There are some interesting details to be added about study 1. As the participants were untrained speakers who needed to pronounce different sentences giving them the tone of different emotions, it might be argued that the data cannot be precisely applied to real-life emotional prosody. However, the speakers were required to imagine themselves in situations in which they felt the emotions in question before voicing, which might have improved their performance enormously, but it remains speculative. In order to induce stress on the partcipants, a subpart of the Trier social stress test was used, in which the participant had to solve an arithmetic task, precisely counting back from 1022 in steps of 13. If an incorrect answer was given, the participant had to start again from 1022. The level of stressed was measured subjectively on a 0-15 scale.
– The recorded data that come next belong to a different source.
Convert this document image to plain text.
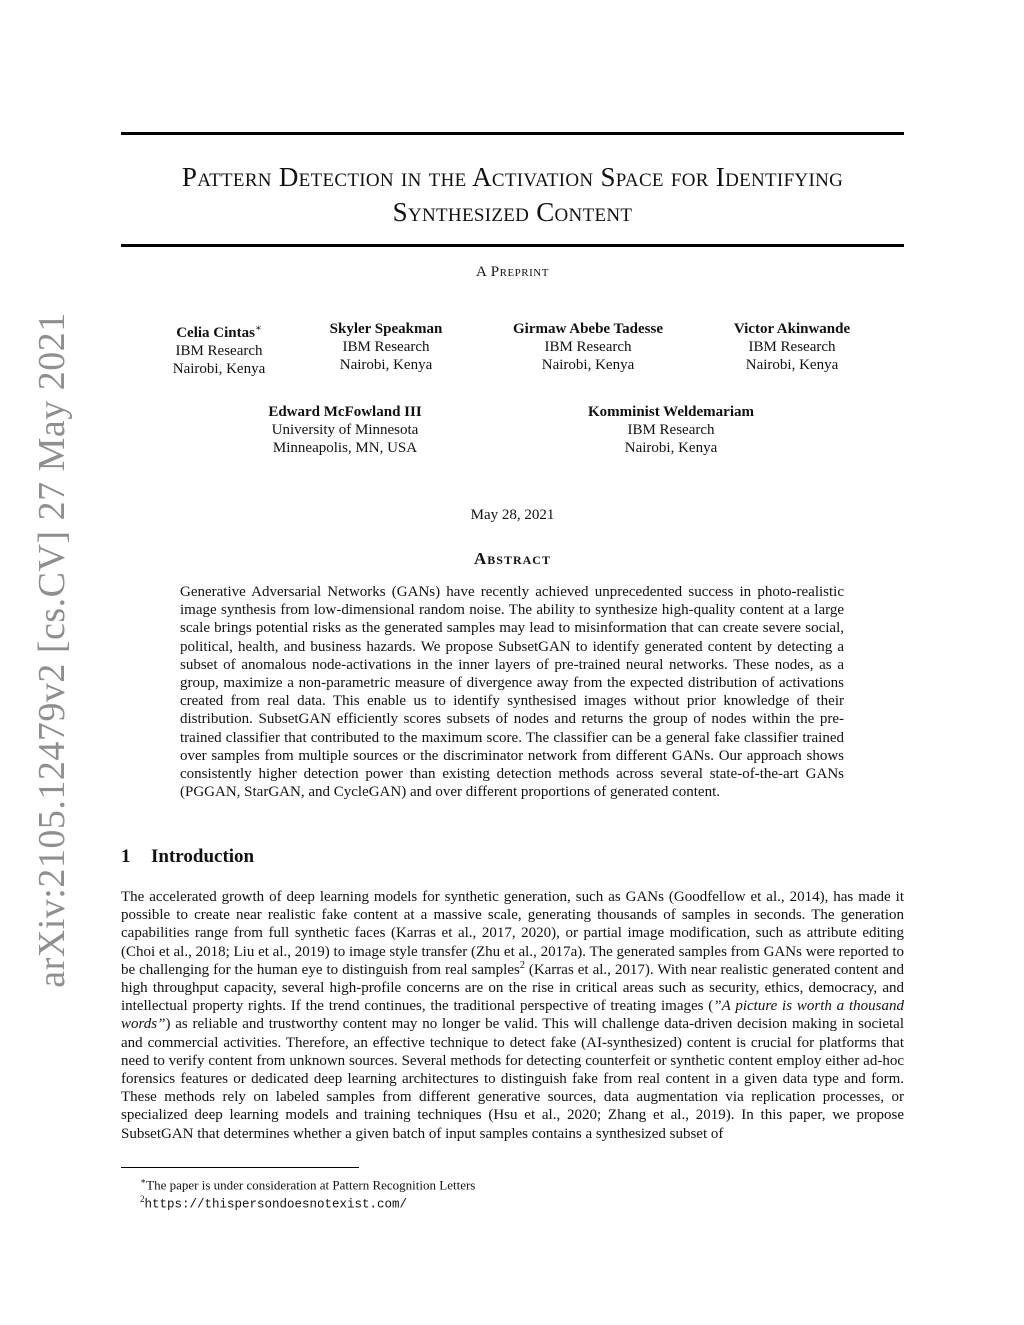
arXiv:2105.12479v2 [cs.CV] 27 May 2021
Pattern Detection in the Activation Space for Identifying Synthesized Content
A Preprint
Celia Cintas∗
IBM Research
Nairobi, Kenya
Skyler Speakman
IBM Research
Nairobi, Kenya
Girmaw Abebe Tadesse
IBM Research
Nairobi, Kenya
Victor Akinwande
IBM Research
Nairobi, Kenya
Edward McFowland III
University of Minnesota
Minneapolis, MN, USA
Komminist Weldemariam
IBM Research
Nairobi, Kenya
May 28, 2021
Abstract

Generative Adversarial Networks (GANs) have recently achieved unprecedented success in photo-realistic image synthesis from low-dimensional random noise. The ability to synthesize high-quality content at a large scale brings potential risks as the generated samples may lead to misinformation that can create severe social, political, health, and business hazards. We propose SubsetGAN to identify generated content by detecting a subset of anomalous node-activations in the inner layers of pre-trained neural networks. These nodes, as a group, maximize a non-parametric measure of divergence away from the expected distribution of activations created from real data. This enable us to identify synthesised images without prior knowledge of their distribution. SubsetGAN efficiently scores subsets of nodes and returns the group of nodes within the pre-trained classifier that contributed to the maximum score. The classifier can be a general fake classifier trained over samples from multiple sources or the discriminator network from different GANs. Our approach shows consistently higher detection power than existing detection methods across several state-of-the-art GANs (PGGAN, StarGAN, and CycleGAN) and over different proportions of generated content.

1 Introduction

The accelerated growth of deep learning models for synthetic generation, such as GANs (Goodfellow et al., 2014), has made it possible to create near realistic fake content at a massive scale, generating thousands of samples in seconds. The generation capabilities range from full synthetic faces (Karras et al., 2017, 2020), or partial image modification, such as attribute editing (Choi et al., 2018; Liu et al., 2019) to image style transfer (Zhu et al., 2017a). The generated samples from GANs were reported to be challenging for the human eye to distinguish from real samples$^2$ (Karras et al., 2017). With near realistic generated content and high throughput capacity, several high-profile concerns are on the rise in critical areas such as security, ethics, democracy, and intellectual property rights. If the trend continues, the traditional perspective of treating images (”A picture is worth a thousand words”) as reliable and trustworthy content may no longer be valid. This will challenge data-driven decision making in societal and commercial activities. Therefore, an effective technique to detect fake (AI-synthesized) content is crucial for platforms that need to verify content from unknown sources. Several methods for detecting counterfeit or synthetic content employ either ad-hoc forensics features or dedicated deep learning architectures to distinguish fake from real content in a given data type and form. These methods rely on labeled samples from different generative sources, data augmentation via replication processes, or specialized deep learning models and training techniques (Hsu et al., 2020; Zhang et al., 2019). In this paper, we propose SubsetGAN that determines whether a given batch of input samples contains a synthesized subset of

∗The paper is under consideration at Pattern Recognition Letters
$^2$https://thispersondoesnotexist.com/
Some of the participants were not susceptible for priming as stress induction did not work in their cases. Their data was excluded from analysis.
As to the selection of test material, there were no prior guidelines of how emotional sentences had to be like pronounced by stressed versus non-stressed speakers. For that reason material was statistically classified based on 7 standard acoustical parameters, namely the mean, minimum and maximum of pitch, the mean, minimum and maximum of intensity as well as the mean of duration. Discussing acoustical information about the pitch parameter in study 1, it clearly showed that angry, fearful or happy utterances are characterized by higher pitch and louder voice. Sad expressions are pronounced using lower pitch, reduced volume and more slowly generally. Stressed speakers who expressed disgust, pleasant surprise or happiness were using a reduced pitch range.
There are references to other studies which suggest that women, generalized, when speaking in stressful situations, are analysed to use lower pitch and intensity and do not use as much of their aerodynamic capacity as men. As in the present study 1 all of the participants were female due to a lack of male volunteers, and indeed for some of the emotions the stressed induced group tended to use smaller pitch. For improved future studies, it is suggested in study 1 to use different procedures in order to evoke emotions in participants and to try to balance the genders of the persons tested among male and female to get better data.
One of possible explanations for the observed phenomena is the assumption that stress disturbs the ability to control the vocal apparatus the way a speaker would do in a non-stress situation. According to the message and the context, we adjust our articulatory highly sophisticated mechanism and this procedure is affected easily by our emotional state and of course also the emotion we want to transport to the outside. This leads to various challenges concerning classification and speech recognition. All in one, the data collected in study 1 is supposed to provide an insight about how stress affects our en- and decoding abilities.